From Janice Stringfield, Jennie Stuart Medical Center, Hopkinsville, KY: We have an extremely lipemic specimen that we have a prothrombin time (PT) and activated partial thromboplastin time (APTT, PTT) ordered on from the ED. How do you get a result? We can’t find anyone that does a mechanical method anymore. Do you have any suggestions?
Hi, Janice, and thank you for your question. If you have access to someone with one of the “high-end” optical instruments that assay at the short-wavelength end of the spectrum, like the ACL TOP 700, you may be able to achieve valid results from a moderately lipemic specimen, though not one that is extremely lipemic. Alternatively, does anyone in town have a Stago STA-R? All levels of Stago equipment, including the Compact or Satellite use an electro-mechanical principle, and may be able to give you an accurate result.

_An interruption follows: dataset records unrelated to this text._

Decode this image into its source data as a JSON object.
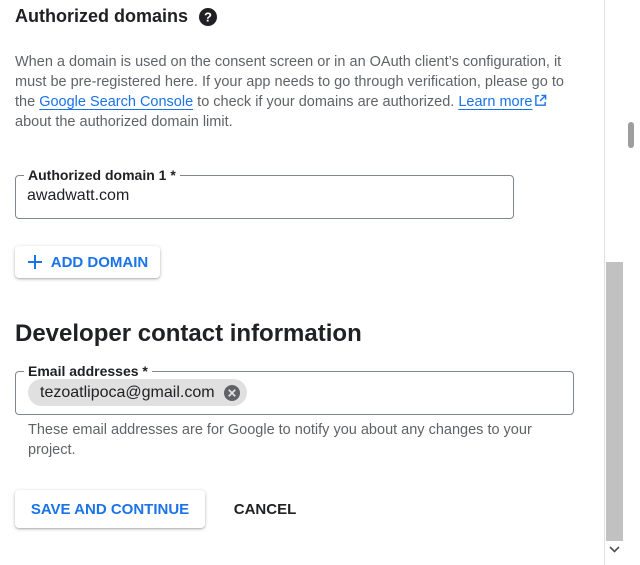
{
  "authorized_domains": {
    "title": "Authorized domains",
    "description_parts": {
      "text1": "When a domain is used on the consent screen or in an OAuth client’s configuration, it must be pre-registered here. If your app needs to go through verification, please go to the ",
      "link_console": "Google Search Console",
      "text2": " to check if your domains are authorized. ",
      "link_learn_more": "Learn more",
      "text3": " about the authorized domain limit."
    },
    "domain_field": {
      "label": "Authorized domain 1 *",
      "value": "awadwatt.com"
    },
    "add_domain_label": "ADD DOMAIN"
  },
  "developer_contact": {
    "title": "Developer contact information",
    "email_field": {
      "label": "Email addresses *",
      "chip": "tezoatlipoca@gmail.com"
    },
    "hint": "These email addresses are for Google to notify you about any changes to your project."
  },
  "actions": {
    "save_label": "SAVE AND CONTINUE",
    "cancel_label": "CANCEL"
  },
  "icons": {
    "help": "help-icon",
    "external_link": "external-link-icon",
    "plus": "plus-icon",
    "chip_remove": "cancel-circle-icon",
    "scroll_down": "chevron-down-icon"
  },
  "colors": {
    "accent": "#1a73e8",
    "text": "#202124",
    "secondary_text": "#5f6368"
  }
}
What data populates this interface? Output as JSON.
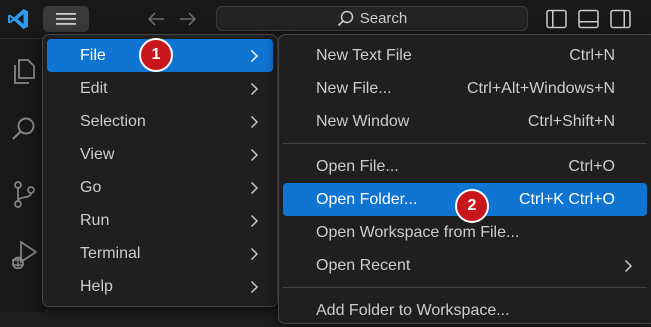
{
  "titlebar": {
    "search_label": "Search"
  },
  "menu": {
    "items": [
      {
        "label": "File"
      },
      {
        "label": "Edit"
      },
      {
        "label": "Selection"
      },
      {
        "label": "View"
      },
      {
        "label": "Go"
      },
      {
        "label": "Run"
      },
      {
        "label": "Terminal"
      },
      {
        "label": "Help"
      }
    ],
    "selected": "File"
  },
  "file_menu": {
    "items": [
      {
        "label": "New Text File",
        "shortcut": "Ctrl+N"
      },
      {
        "label": "New File...",
        "shortcut": "Ctrl+Alt+Windows+N"
      },
      {
        "label": "New Window",
        "shortcut": "Ctrl+Shift+N"
      },
      {
        "label": "Open File...",
        "shortcut": "Ctrl+O"
      },
      {
        "label": "Open Folder...",
        "shortcut": "Ctrl+K Ctrl+O"
      },
      {
        "label": "Open Workspace from File..."
      },
      {
        "label": "Open Recent"
      },
      {
        "label": "Add Folder to Workspace..."
      }
    ],
    "highlighted": "Open Folder..."
  },
  "annotations": {
    "step1": "1",
    "step2": "2"
  },
  "colors": {
    "accent": "#0f74d2",
    "badge": "#c8171c",
    "background": "#1f1f1f",
    "vscode_blue": "#2d9bf0"
  }
}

Most of us have long ago donated the last of our Fibrometers to the Medical Technology schools in our neighborhoods, one of those may still be around. As a final alternative, you may have a “seasoned” tech in your lab who can accurately do a tilt-tube PT and PTT. In these latter two instances, you’d be reporting a result from an unvalidated assay, so you’d want to run controls or calibrators alongside, and indicate to the attending physician how you generated your result.
I’d be curious to learn whether the patient’s lipemia is the result of a recent fatty meal, or a congenital condition. If it is the former, you will be able to collect a measurable specimen within a few hours, if the patient’s condition permits. Often, however, extreme lipemia is inherited, in which case you will have to continue to search for a way to perform the PT and PTT.